# This Hits Close to Home - Loomis, CA



## skitorski (Dec 4, 2012)

Prayers for this person please. It could have been anyone of us. Damn.

Rocklin cyclist hit on Horseshoe Bar Road still critical, but improving | The Loomis News



> “Riding is his passion,” Yambot said.
> 
> He said Abaco was training to participate in the July Tour of the California Alps - Death Ride race, which encompasses 129 miles, 15,000 feet of elevation gain and includes cycling and climbing mountain peaks.
> 
> ...


----------



## skitorski (Dec 4, 2012)

I drove this route today in my car.
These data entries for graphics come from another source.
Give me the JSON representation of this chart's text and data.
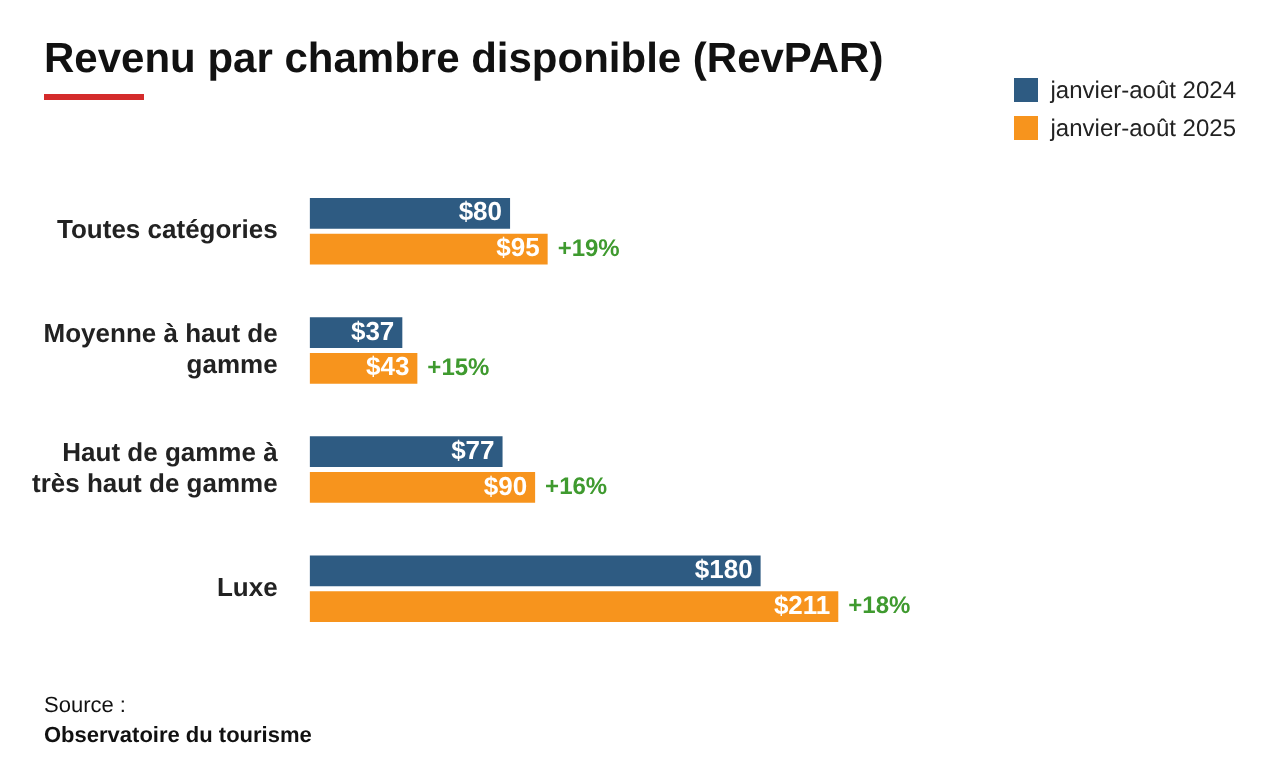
{
  "chart_data": {
    "type": "bar",
    "orientation": "horizontal",
    "title": "Revenu par chambre disponible (RevPAR)",
    "categories": [
      "Toutes catégories",
      "Moyenne à haut de gamme",
      "Haut de gamme à très haut de gamme",
      "Luxe"
    ],
    "series": [
      {
        "name": "janvier-août 2024",
        "color": "#2e5b82",
        "values": [
          80,
          37,
          77,
          180
        ],
        "value_labels": [
          "$80",
          "$37",
          "$77",
          "$180"
        ]
      },
      {
        "name": "janvier-août 2025",
        "color": "#f7941d",
        "values": [
          95,
          43,
          90,
          211
        ],
        "value_labels": [
          "$95",
          "$43",
          "$90",
          "$211"
        ]
      }
    ],
    "legend": "top right",
    "annotations": [
      {
        "text": "+19%",
        "x": 95,
        "y": "Toutes catégories"
      },
      {
        "text": "+15%",
        "x": 43,
        "y": "Moyenne à haut de gamme"
      },
      {
        "text": "+16%",
        "x": 90,
        "y": "Haut de gamme à très haut de gamme"
      },
      {
        "text": "+18%",
        "x": 211,
        "y": "Luxe"
      },
      "Source :",
      "Observatoire du tourisme"
    ]
  }
}
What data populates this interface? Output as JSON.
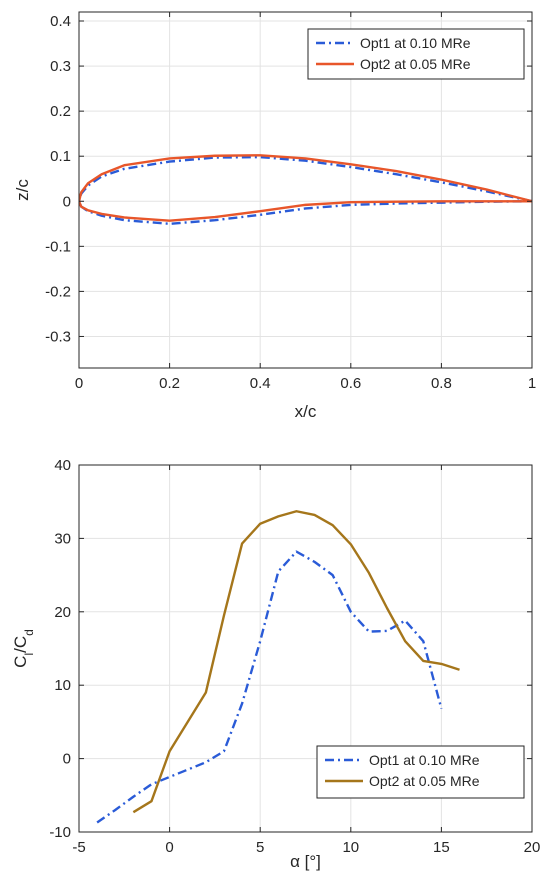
{
  "chart_data": [
    {
      "type": "line",
      "title": "",
      "xlabel": "x/c",
      "ylabel": "z/c",
      "xlim": [
        0,
        1
      ],
      "ylim": [
        -0.37,
        0.42
      ],
      "xticks": [
        0,
        0.2,
        0.4,
        0.6,
        0.8,
        1
      ],
      "xtick_labels": [
        "0",
        "0.2",
        "0.4",
        "0.6",
        "0.8",
        "1"
      ],
      "yticks": [
        -0.3,
        -0.2,
        -0.1,
        0,
        0.1,
        0.2,
        0.3,
        0.4
      ],
      "ytick_labels": [
        "-0.3",
        "-0.2",
        "-0.1",
        "0",
        "0.1",
        "0.2",
        "0.3",
        "0.4"
      ],
      "grid": true,
      "legend_position": "top-right",
      "series": [
        {
          "name": "Opt1 at 0.10 MRe",
          "color": "#2a5bd7",
          "style": "dash-dot",
          "x": [
            1.0,
            0.9,
            0.8,
            0.7,
            0.6,
            0.5,
            0.4,
            0.3,
            0.2,
            0.1,
            0.05,
            0.02,
            0.005,
            0.0,
            0.005,
            0.02,
            0.05,
            0.1,
            0.2,
            0.3,
            0.4,
            0.5,
            0.6,
            0.7,
            0.8,
            0.9,
            1.0
          ],
          "y": [
            0.0,
            0.022,
            0.042,
            0.06,
            0.076,
            0.09,
            0.098,
            0.097,
            0.088,
            0.072,
            0.055,
            0.035,
            0.017,
            0.0,
            -0.012,
            -0.022,
            -0.032,
            -0.042,
            -0.05,
            -0.042,
            -0.03,
            -0.016,
            -0.008,
            -0.005,
            -0.003,
            -0.001,
            0.0
          ]
        },
        {
          "name": "Opt2 at 0.05 MRe",
          "color": "#e8562a",
          "style": "solid",
          "x": [
            1.0,
            0.9,
            0.8,
            0.7,
            0.6,
            0.5,
            0.4,
            0.3,
            0.2,
            0.1,
            0.05,
            0.02,
            0.005,
            0.0,
            0.005,
            0.02,
            0.05,
            0.1,
            0.2,
            0.3,
            0.4,
            0.5,
            0.6,
            0.7,
            0.8,
            0.9,
            1.0
          ],
          "y": [
            0.0,
            0.026,
            0.048,
            0.067,
            0.082,
            0.095,
            0.102,
            0.101,
            0.095,
            0.08,
            0.06,
            0.04,
            0.02,
            0.0,
            -0.012,
            -0.02,
            -0.028,
            -0.036,
            -0.043,
            -0.035,
            -0.022,
            -0.008,
            -0.002,
            -0.001,
            0.0,
            0.0,
            0.0
          ]
        }
      ]
    },
    {
      "type": "line",
      "title": "",
      "xlabel": "α [°]",
      "ylabel": "Cl/Cd",
      "ylabel_parts": {
        "base": "C",
        "sub1": "l",
        "mid": "/C",
        "sub2": "d"
      },
      "xlim": [
        -5,
        20
      ],
      "ylim": [
        -10,
        40
      ],
      "xticks": [
        -5,
        0,
        5,
        10,
        15,
        20
      ],
      "xtick_labels": [
        "-5",
        "0",
        "5",
        "10",
        "15",
        "20"
      ],
      "yticks": [
        -10,
        0,
        10,
        20,
        30,
        40
      ],
      "ytick_labels": [
        "-10",
        "0",
        "10",
        "20",
        "30",
        "40"
      ],
      "grid": true,
      "legend_position": "bottom-right",
      "series": [
        {
          "name": "Opt1 at 0.10 MRe",
          "color": "#2a5bd7",
          "style": "dash-dot",
          "x": [
            -4,
            -3,
            -2,
            -1,
            0,
            1,
            2,
            3,
            4,
            5,
            6,
            7,
            8,
            9,
            10,
            11,
            12,
            13,
            14,
            15
          ],
          "y": [
            -8.7,
            -7,
            -5.2,
            -3.5,
            -2.5,
            -1.5,
            -0.5,
            1,
            7.5,
            16,
            25.5,
            28.2,
            26.8,
            25,
            20,
            17.3,
            17.4,
            18.8,
            16,
            6.8
          ]
        },
        {
          "name": "Opt2 at 0.05 MRe",
          "color": "#a5761b",
          "style": "solid",
          "x": [
            -2,
            -1,
            0,
            1,
            2,
            3,
            4,
            5,
            6,
            7,
            8,
            9,
            10,
            11,
            12,
            13,
            14,
            15,
            16
          ],
          "y": [
            -7.3,
            -5.8,
            1,
            5,
            9,
            19.5,
            29.3,
            32,
            33,
            33.7,
            33.2,
            31.8,
            29.2,
            25.3,
            20.5,
            16,
            13.3,
            12.9,
            12.1
          ]
        }
      ]
    }
  ]
}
No shoulder. Nothing, zip. The school is right up the road and moms/cars speed down this narrow road making it a death trap. I recall zipping this curvy road at 10+ over posted speed in my car before I started cycling. I never felt comfortable riding here, so I didn't. I never imagined getting destroyed on my bike, I guess I simply felt vulnerable but invincible. On this road a cyclist completely at the mercy of traffic.


----------



## anotherbrian (Mar 2, 2006)

During the school year, I drive those roads daily to get my kid to school. Except between the freeway and a little past the T-intersection near Laird/Brace, Horseshoe Bar Rd has a reasonably good shoulder.

I won't ride Horseshoe Bar though, as well as avoiding all of Laird and all of Brace. People fly on all of those roads (me included), and it just takes one person (misjudge closing speed with you, misjudge closing speed with an oncoming car, etc.) to end it all. There are plenty of alternative roads (King, Brennans, Rock Springs) that don't get nearly as much or as fast traffic and I'll stick to those.


----------



## slitespd (Nov 2, 2004)

As a rider of that section of Horseshoe Bar, I don't understand how a driver could not have seen Fernando other than being inattentive. The curve that proceeds it and then the ones a 1/2 mile down the road leading up to Val Verde are far more of a concern to me than being in the straights. My heart goes out to this rider. 
Everyone ride safe and stay as visible as possible, all the while knowing that many non-cycling drivers have little understanding of what we face.


----------



## jjcools (Jun 28, 2011)

Very sad...


----------



## Local Hero (Jul 8, 2010)

Yikes.


----------



## skitorski (Dec 4, 2012)

*Prayers Answered !!!*

Yes !!

Cyclist recovering from Horseshoe Bar Road accident | The Loomis News

The Hopspital offered to pull the plug on life support !!!

View attachment 283651


----------



## Todd_Pearce (Oct 15, 2012)

We used to ride Horseshoe Bar until we heard about this accident, we have not ridden it since and most likely will not ride it again. Very sad.


----------